Atmospheric Folk Gets A Girl-Power Booster Shot
The newest release from folk punk powerhouse Girlpool is a satisfying work of ambient lyricism. Whereas much ambient music forgoes lyrics, the atmospheric Powerplant makes one listen harder, therein promoting focus and, arguably, enjoyment of the album as a whole. On several tracks, a swaying melodic contour in the instrumentals, coupled with either monotone, femme-punk-style vocals or consonant and separable harmonies that only sometimes wax dissonant, contributes to an evolved 1960s folk rock aesthetic.
The opening track on Powerplant, titled “123,” sounds at one point like the speaker is entreating the subject to consider a list of excuses on some matter. The intro to this track could provide backing to a Charlie Brown special if the piano didn’t have the instrumental monopoly in that niche, and it evolves into a sort of folk punk, Mamas & the Papas-inspired harmonic structure – sans, of course, the Papas. A favorite is the keenly feminine “Kiss and Burn,” a slightly more raucous number evoking a fusion of Brandi Carlile’s gritty folk rock and the abrasiveness of riot grrrl vocals. “Fast Dust” presents a different elaboration, dealing with a female subject and featuring a kick drum like an arrhythmic heartbeat.
The listener will pick up short phrases from the lyrics of these songs upon first listen that make one wish for a lyric booklet and liner notes. “I’m in a gallery no one’s ever seen,” croons frontwoman Cleo Tucker, conjuring images of a white room of someone’s subconscious and filling it with swirling colors as the well-rounded musical phrases create a pleasing and ambient somatic experience. Other favorites are the ’60s-inspired and dissonant “She Goes By,” and the harmonically comforting “High Rise.”

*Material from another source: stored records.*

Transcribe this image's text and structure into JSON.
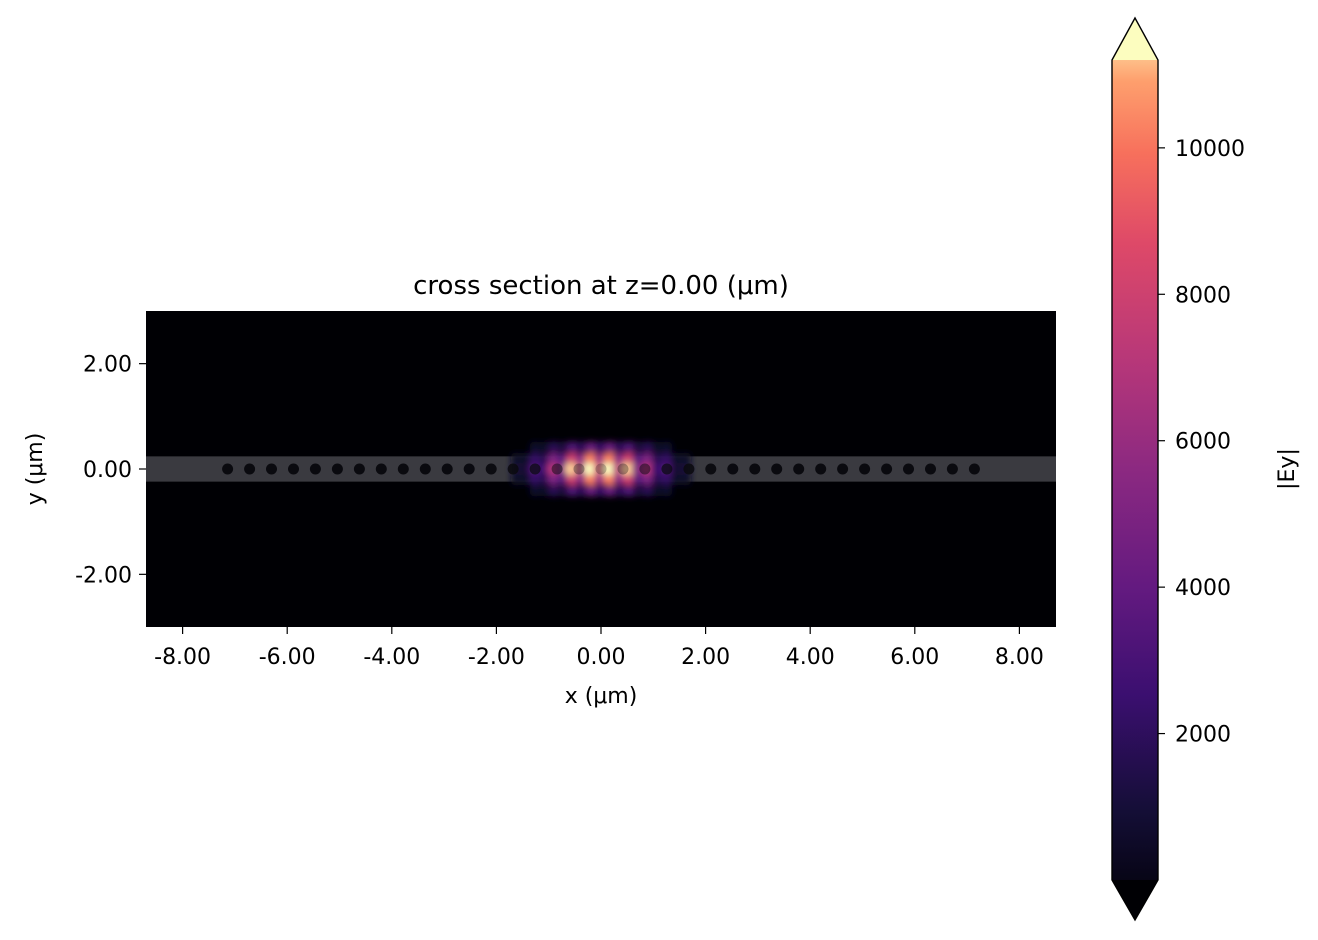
{
  "chart_data": {
    "type": "heatmap",
    "title": "cross section at z=0.00 (μm)",
    "xlabel": "x (μm)",
    "ylabel": "y (μm)",
    "xlim": [
      -8.7,
      8.7
    ],
    "ylim": [
      -3.0,
      3.0
    ],
    "x_ticks": [
      -8,
      -6,
      -4,
      -2,
      0,
      2,
      4,
      6,
      8
    ],
    "x_tick_labels": [
      "-8.00",
      "-6.00",
      "-4.00",
      "-2.00",
      "0.00",
      "2.00",
      "4.00",
      "6.00",
      "8.00"
    ],
    "y_ticks": [
      2,
      0,
      -2
    ],
    "y_tick_labels": [
      "2.00",
      "0.00",
      "-2.00"
    ],
    "colormap": "magma",
    "colorbar": {
      "label": "|Ey|",
      "vmin": 0,
      "vmax": 11200,
      "extend": "both",
      "ticks": [
        2000,
        4000,
        6000,
        8000,
        10000
      ],
      "tick_labels": [
        "2000",
        "4000",
        "6000",
        "8000",
        "10000"
      ]
    },
    "waveguide": {
      "y_center": 0.0,
      "width": 0.48,
      "color": "#3a3a40"
    },
    "holes": {
      "y": 0.0,
      "count": 35,
      "x_start": -7.14,
      "x_end": 7.14,
      "radius": 0.1,
      "color": "#0a0a0f"
    },
    "field": {
      "peak": 11200,
      "x_period": 0.36,
      "x_envelope_sigma": 0.75,
      "y_lobe_period": 0.21,
      "y_extent": 0.6
    }
  }
}
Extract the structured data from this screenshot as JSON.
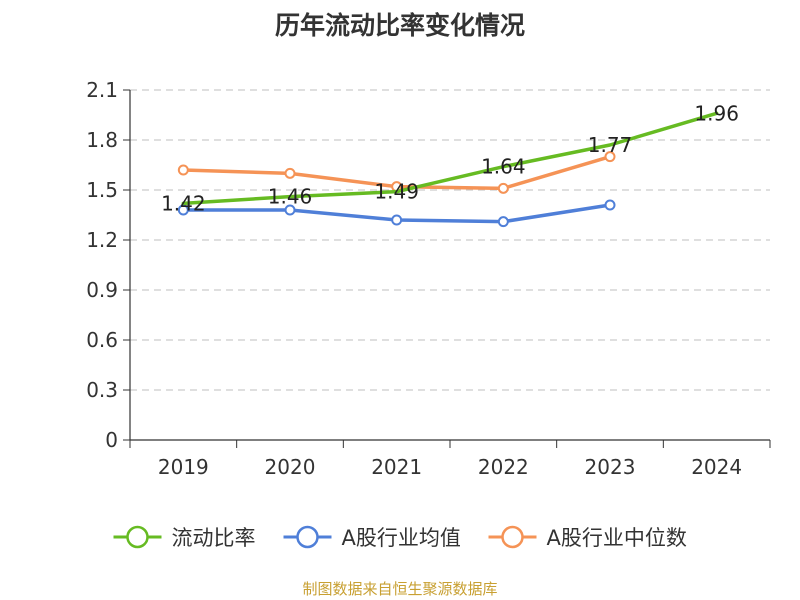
{
  "chart_data": {
    "type": "line",
    "title": "历年流动比率变化情况",
    "source": "制图数据来自恒生聚源数据库",
    "categories": [
      "2019",
      "2020",
      "2021",
      "2022",
      "2023",
      "2024"
    ],
    "ylim": [
      0,
      2.1
    ],
    "yticks": [
      "0",
      "0.3",
      "0.6",
      "0.9",
      "1.2",
      "1.5",
      "1.8",
      "2.1"
    ],
    "grid": true,
    "legend_position": "bottom",
    "series": [
      {
        "name": "流动比率",
        "color": "#66bb22",
        "values": [
          1.42,
          1.46,
          1.49,
          1.64,
          1.77,
          1.96
        ],
        "labels": [
          "1.42",
          "1.46",
          "1.49",
          "1.64",
          "1.77",
          "1.96"
        ]
      },
      {
        "name": "A股行业均值",
        "color": "#4f7fd8",
        "values": [
          1.38,
          1.38,
          1.32,
          1.31,
          1.41,
          null
        ]
      },
      {
        "name": "A股行业中位数",
        "color": "#f59356",
        "values": [
          1.62,
          1.6,
          1.52,
          1.51,
          1.7,
          null
        ]
      }
    ]
  }
}
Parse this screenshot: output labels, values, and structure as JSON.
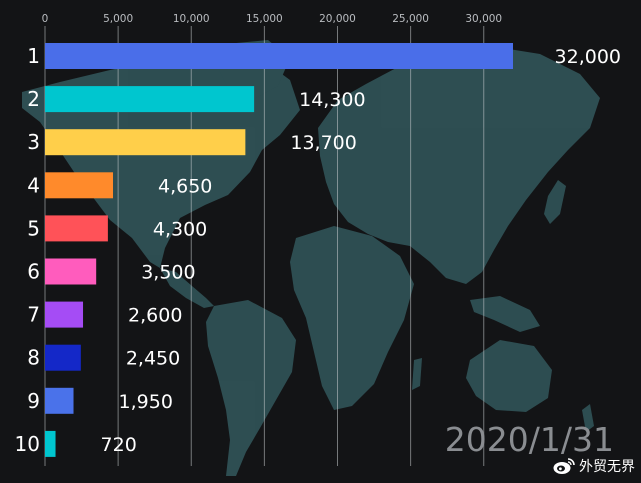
{
  "chart_data": {
    "type": "bar",
    "orientation": "horizontal",
    "categories": [
      "1",
      "2",
      "3",
      "4",
      "5",
      "6",
      "7",
      "8",
      "9",
      "10"
    ],
    "values": [
      32000,
      14300,
      13700,
      4650,
      4300,
      3500,
      2600,
      2450,
      1950,
      720
    ],
    "value_labels": [
      "32,000",
      "14,300",
      "13,700",
      "4,650",
      "4,300",
      "3,500",
      "2,600",
      "2,450",
      "1,950",
      "720"
    ],
    "bar_colors": [
      "#4a6ee9",
      "#00c6cf",
      "#ffcf4a",
      "#ff8a2b",
      "#ff5258",
      "#ff5cbd",
      "#a54cf5",
      "#1428c8",
      "#4a72ea",
      "#00c6cf"
    ],
    "x_ticks": [
      0,
      5000,
      10000,
      15000,
      20000,
      25000,
      30000
    ],
    "x_tick_labels": [
      "0",
      "5,000",
      "10,000",
      "15,000",
      "20,000",
      "25,000",
      "30,000"
    ],
    "xlim": [
      0,
      32000
    ],
    "grid": true,
    "axis_position": "top",
    "date_label": "2020/1/31",
    "background_image": "world-map",
    "map_color": "#2f5155",
    "background_color": "#131416"
  },
  "watermark": {
    "text": "外贸无界",
    "icon": "weibo-icon"
  }
}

Girlpool (perhaps purposefully) blur genre lines and pull it off masterfully with Powerplant. In trying to articulate what this album is, listeners may pull from experiences of folk, punk and rock, while attempting not to use too many hyphens to classify what they hear. Maybe that’s the point of an album like this, and of music in this vein that emphasizes its femininity while claiming space within masculine genres: to defy classification but satisfy the listener with rich atmospheric guitars, basses, harmonies and percussion, and to encourage movement, both of the body and the mind.